私はその時、初めてはっきりと思った。この人を悪く言われるのは嫌だ。私自身が笑われるより、そちらの方がずっと嫌だ。洗い物をしながら、私は台所の窓に映る自分の顔を見ていた。情けない顔をしていた。会社で何を言われても、私は一度も「あの人はそんな人じゃありません」と言えていない。守られてばかりで、何も返していない。

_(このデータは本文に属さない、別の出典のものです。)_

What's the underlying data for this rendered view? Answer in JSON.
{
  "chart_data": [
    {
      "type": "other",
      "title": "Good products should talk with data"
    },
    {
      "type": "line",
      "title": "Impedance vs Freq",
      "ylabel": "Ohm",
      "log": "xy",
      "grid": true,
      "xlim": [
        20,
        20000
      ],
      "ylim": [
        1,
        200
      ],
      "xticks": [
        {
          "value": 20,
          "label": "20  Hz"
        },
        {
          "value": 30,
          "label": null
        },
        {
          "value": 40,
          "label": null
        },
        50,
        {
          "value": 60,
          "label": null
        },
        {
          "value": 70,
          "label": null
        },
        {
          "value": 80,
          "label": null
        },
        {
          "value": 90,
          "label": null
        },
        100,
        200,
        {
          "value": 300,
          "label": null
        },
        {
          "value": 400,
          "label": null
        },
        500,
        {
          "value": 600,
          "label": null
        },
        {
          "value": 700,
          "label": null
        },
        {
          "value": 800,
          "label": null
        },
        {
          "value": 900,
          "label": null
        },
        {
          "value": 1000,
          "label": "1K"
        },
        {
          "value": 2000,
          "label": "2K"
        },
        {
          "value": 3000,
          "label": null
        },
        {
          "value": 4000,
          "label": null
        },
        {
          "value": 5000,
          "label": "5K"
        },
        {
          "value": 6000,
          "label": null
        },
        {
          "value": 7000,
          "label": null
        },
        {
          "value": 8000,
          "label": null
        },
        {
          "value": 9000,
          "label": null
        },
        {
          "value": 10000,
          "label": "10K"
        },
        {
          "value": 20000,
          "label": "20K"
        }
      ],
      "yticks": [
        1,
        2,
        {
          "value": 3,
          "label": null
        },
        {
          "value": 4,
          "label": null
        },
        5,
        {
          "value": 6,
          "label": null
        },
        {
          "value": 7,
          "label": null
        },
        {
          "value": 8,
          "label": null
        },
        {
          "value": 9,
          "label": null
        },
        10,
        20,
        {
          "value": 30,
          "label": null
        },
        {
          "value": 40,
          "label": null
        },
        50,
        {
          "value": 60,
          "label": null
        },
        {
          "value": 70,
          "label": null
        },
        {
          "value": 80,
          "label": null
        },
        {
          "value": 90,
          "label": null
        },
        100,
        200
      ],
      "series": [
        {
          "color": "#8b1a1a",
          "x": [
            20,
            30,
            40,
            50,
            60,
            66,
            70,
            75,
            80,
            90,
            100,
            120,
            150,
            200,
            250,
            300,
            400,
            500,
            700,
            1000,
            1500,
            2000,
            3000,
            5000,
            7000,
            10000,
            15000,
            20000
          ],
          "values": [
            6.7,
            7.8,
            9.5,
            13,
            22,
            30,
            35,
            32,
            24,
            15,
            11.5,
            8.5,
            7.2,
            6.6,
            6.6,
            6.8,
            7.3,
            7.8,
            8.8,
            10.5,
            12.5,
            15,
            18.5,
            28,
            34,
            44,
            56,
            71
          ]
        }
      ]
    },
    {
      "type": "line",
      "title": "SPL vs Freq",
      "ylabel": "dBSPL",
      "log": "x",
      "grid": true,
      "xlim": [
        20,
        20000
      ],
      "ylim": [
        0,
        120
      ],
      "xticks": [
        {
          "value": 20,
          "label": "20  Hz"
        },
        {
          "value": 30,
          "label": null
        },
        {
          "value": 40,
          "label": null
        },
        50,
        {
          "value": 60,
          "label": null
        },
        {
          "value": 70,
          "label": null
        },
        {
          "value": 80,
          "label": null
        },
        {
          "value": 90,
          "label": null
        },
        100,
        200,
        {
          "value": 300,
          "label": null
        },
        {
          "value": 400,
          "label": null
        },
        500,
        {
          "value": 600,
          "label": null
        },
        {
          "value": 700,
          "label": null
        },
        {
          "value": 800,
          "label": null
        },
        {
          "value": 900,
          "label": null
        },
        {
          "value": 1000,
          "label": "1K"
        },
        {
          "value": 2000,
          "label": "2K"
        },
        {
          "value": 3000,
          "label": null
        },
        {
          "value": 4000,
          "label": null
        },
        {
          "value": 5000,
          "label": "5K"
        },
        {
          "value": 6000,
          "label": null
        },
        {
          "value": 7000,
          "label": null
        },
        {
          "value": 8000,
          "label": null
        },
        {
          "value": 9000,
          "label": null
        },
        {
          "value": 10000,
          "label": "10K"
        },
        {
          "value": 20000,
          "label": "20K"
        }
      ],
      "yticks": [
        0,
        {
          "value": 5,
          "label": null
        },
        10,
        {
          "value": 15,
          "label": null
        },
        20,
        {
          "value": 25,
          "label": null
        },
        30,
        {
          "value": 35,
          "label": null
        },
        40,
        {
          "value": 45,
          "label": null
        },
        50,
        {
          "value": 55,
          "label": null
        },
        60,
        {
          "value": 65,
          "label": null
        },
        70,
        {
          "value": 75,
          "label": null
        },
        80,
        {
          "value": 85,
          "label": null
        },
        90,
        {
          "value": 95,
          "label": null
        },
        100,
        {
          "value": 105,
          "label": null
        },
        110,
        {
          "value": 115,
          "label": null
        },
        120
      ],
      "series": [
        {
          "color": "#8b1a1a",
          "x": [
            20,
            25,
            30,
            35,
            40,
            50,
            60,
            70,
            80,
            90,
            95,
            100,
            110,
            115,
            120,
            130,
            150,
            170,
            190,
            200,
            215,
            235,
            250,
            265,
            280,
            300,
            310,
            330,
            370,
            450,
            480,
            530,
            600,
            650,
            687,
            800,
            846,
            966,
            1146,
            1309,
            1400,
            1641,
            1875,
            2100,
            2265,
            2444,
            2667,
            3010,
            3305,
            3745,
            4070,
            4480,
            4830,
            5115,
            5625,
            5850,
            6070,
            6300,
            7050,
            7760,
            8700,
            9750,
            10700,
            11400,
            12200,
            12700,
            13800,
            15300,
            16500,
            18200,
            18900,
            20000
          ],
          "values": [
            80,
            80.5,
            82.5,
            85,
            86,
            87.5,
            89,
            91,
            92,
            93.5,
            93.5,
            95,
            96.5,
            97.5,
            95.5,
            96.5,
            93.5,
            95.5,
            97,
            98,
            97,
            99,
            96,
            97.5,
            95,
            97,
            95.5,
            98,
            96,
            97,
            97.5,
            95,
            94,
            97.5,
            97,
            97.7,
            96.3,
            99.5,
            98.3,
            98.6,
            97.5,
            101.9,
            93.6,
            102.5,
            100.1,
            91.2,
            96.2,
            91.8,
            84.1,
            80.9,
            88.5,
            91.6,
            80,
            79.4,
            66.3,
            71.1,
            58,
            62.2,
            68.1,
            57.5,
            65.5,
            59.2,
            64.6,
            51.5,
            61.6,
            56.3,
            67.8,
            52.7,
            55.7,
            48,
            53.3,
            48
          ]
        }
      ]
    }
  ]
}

倉本さんが後ろを通りかかって、ふと足を止めた。「し野さん。」「はい。」「無理に何かを返そうとしなくていいですよ。」「何のことですか?」「顔に書いてあります。」私は思わず手を止めた。「もらったら返さなきゃいけない。そう思って生きてきた人の顔です。」「そうかもしれません。」「うちでは、その決まりはなしにしましょう。」
洗い物を終えて、洗濯物を畳んでいると、倉本さんが玄関の方を見ていた。そこには、その日の雨で濡れた通勤用の靴が置いてある。もう3年履いている黒いパンプスだ。かかとのゴムがすり減って、外側だけ斜めになっていた。「その靴、だいぶ履いてますね。」「まだ履けます。」「そうですか。」彼はそれだけ言った。その目が何を見ていたのか、その時の私には分からなかった。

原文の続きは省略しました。